GAP (gtp-ase activating proteins) = switch off
GEF (guanine exchange factors) = switch on
1. GEF exchanges GDP for GTP and activates monomeric GTPase
2. GAP hydrolyzes GTP so GDP binds again, leading to inactivated monomeric GTPase

Question 11

GTPase RAS

Answer 11

• GTPase switch
• Family of monomeric GTPases
• switches between 2 conformational states depending on whether GTP or GDP binds
• has covalently attached lipid groups anchoring protein to the cytoplasmic face of the membrane
• this change allows other proteins to distinguish between active/inactive RAS
• active RAS binds and activates downstream pathways.
  RAS Gef = uptake of GTP and activation
  RAS Gap = GTP hydrolysis and inactivation
• the indirect coupling of a self-phosphorylating RTK receptor to a RAS gef drives Ras into the active state.
  The short lived RAS signals must be converted to long ones to promote longer lasting effects, and this is done through the MAP kinase module.

Question 12

Cell Signalling

Answer 12

Receptors are often transmembrane proteins and a signal can affect different cells in different ways. This is because of differences in intracellular signalling proteins, effector proteins, activated genes, etc.
Induces cell response according to predetermined state.
Intracellular signalling proteins relay signals inside the cell and alter effector proteins that alter cell behaviour.

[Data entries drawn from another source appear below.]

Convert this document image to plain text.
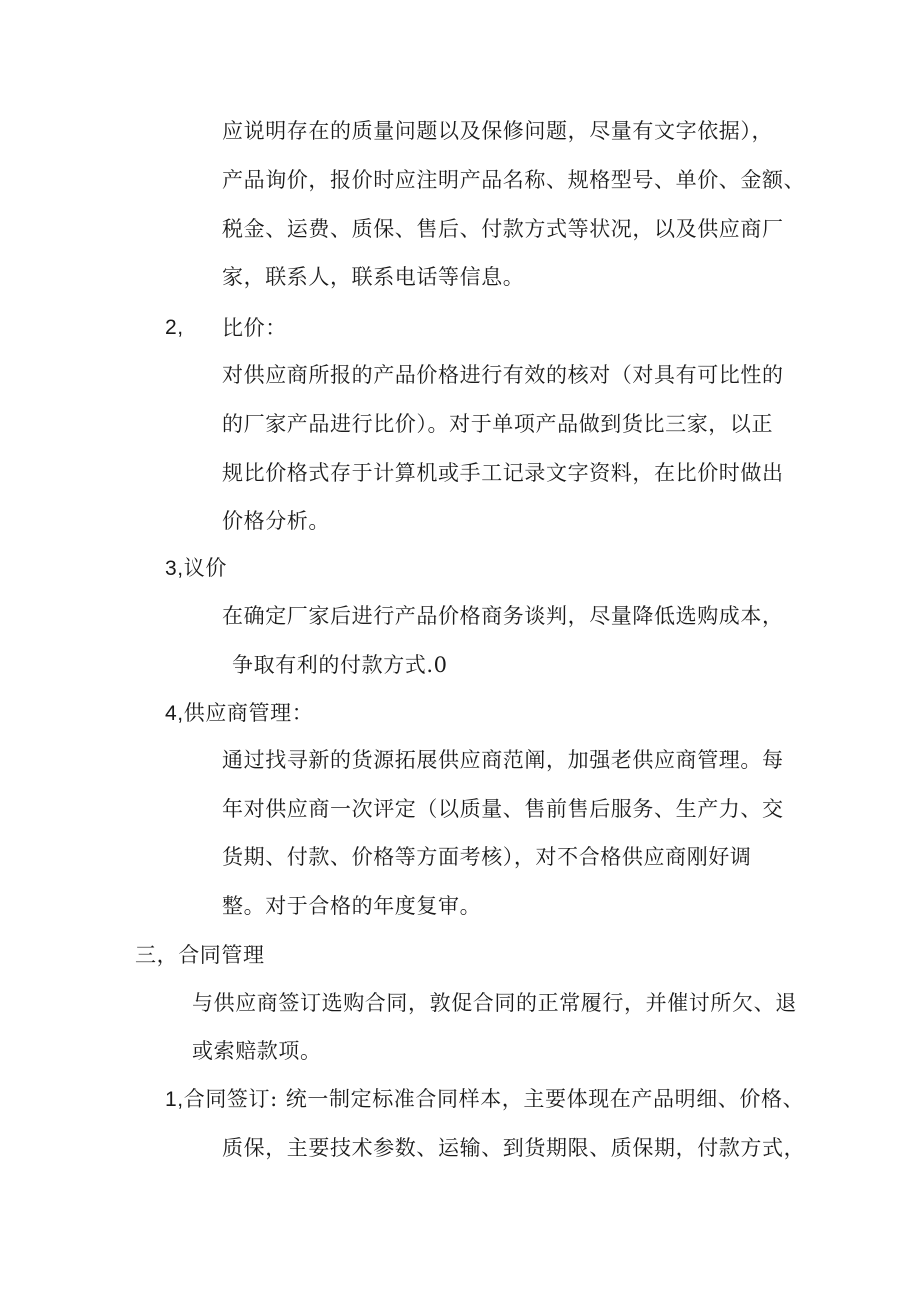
应说明存在的质量问题以及保修问题，尽量有文字依据），
产品询价，报价时应注明产品名称、规格型号、单价、金额、
税金、运费、质保、售后、付款方式等状况，以及供应商厂
家，联系人，联系电话等信息。
2, 比价：
对供应商所报的产品价格进行有效的核对（对具有可比性的
的厂家产品进行比价）。对于单项产品做到货比三家，以正
规比价格式存于计算机或手工记录文字资料，在比价时做出
价格分析。
3,议价
在确定厂家后进行产品价格商务谈判，尽量降低选购成本，
争取有利的付款方式.0
4,供应商管理：
通过找寻新的货源拓展供应商范阐，加强老供应商管理。每
年对供应商一次评定（以质量、售前售后服务、生产力、交
货期、付款、价格等方面考核），对不合格供应商刚好调
整。对于合格的年度复审。
三，合同管理
与供应商签订选购合同，敦促合同的正常履行，并催讨所欠、退
或索赔款项。
1,合同签订: 统一制定标准合同样本，主要体现在产品明细、价格、
质保，主要技术参数、运输、到货期限、质保期，付款方式，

They act like switches - go from an inactive to active state when signal is received.

Question 13

How to signals stay strong?

Answer 13

1. high affinity and specificity of interactions between signalling molecules and receptors
2. downstream target proteins can ignore background signals
3. robust signalling systems in the face of signal variability

Question 14

Signalling Complexes

Answer 14

Signalling molecules are often localised by scaffold proteins into scaffolding complexes that lead to higher local concentrations so are faster and more efficient.
Induced proximity = a signal triggers signalling complex assembly commonly used to relay signals along a pathway.
Induced proximity = a signal triggers signalling complex assembly/commonly used to relay signals along a pathway.
1. preformed signalling complex on scaffold protein
2. assembly of signalling complex on activated complex
3. assembly of signalling complex on phosphoinositide docking sides

Question 15

Adaptation

Answer 15

Enables cells to respond to changes in signal molecule concentrations over a wide range, ie. a strong signal response will modify the cell’s signalling machinery to make it less responsive to the same signal (negative feedback).
This can occur by receptor inactivation or pathway inhibitor production.

Question 16

GPCR desensitization

Answer 16

1. receptor sequestration (moved to cell interior)
2. receptor down regulation (destroyed in lysosomes)
3. receptor inactivation (altered to prevent interaction)
   Can be phosphorylated, and the receptors bind to the arrestin family. This prevents the receptor from interacting with G proteins.

Question 17

MAP Kinase

Answer 17

Active Ras phosphorylates Raf protein which phosphorylates MAP kkk, which phosphorylates MAP KK, which phosphorylates MAP K, which phosphorylates and inactivates Ras to shut off module.

Question 18

RAS and Cancer

Answer 18

Ras is the most frequent mutation found in cancers.
Specific mutations at codons 12,13,61 in the Ras genes are associated with tumorogensis.
Those mutations favor constitutive activation of Ras, meaning that the gene is always “turned on,” and there is overproduction of the protein. The mutation also increases GTP binding, leading to overactivity.

Question 19

RTK (receptor tyrosine kinases)

Answer 19

Ligand binding to domain activates tyrosine kinase domain on cytosolic side of membrane.
This leads to phosphorylation of tyrosine side chains on the cytosolic part of the receptor, creating phosphotyrosine docking sites for signal relay proteins.
Ligand binding causes the receptors to dimerize, bringing the two cytoplasmic kinase domains together and thereby promoting their activation - they phosphorylate each other.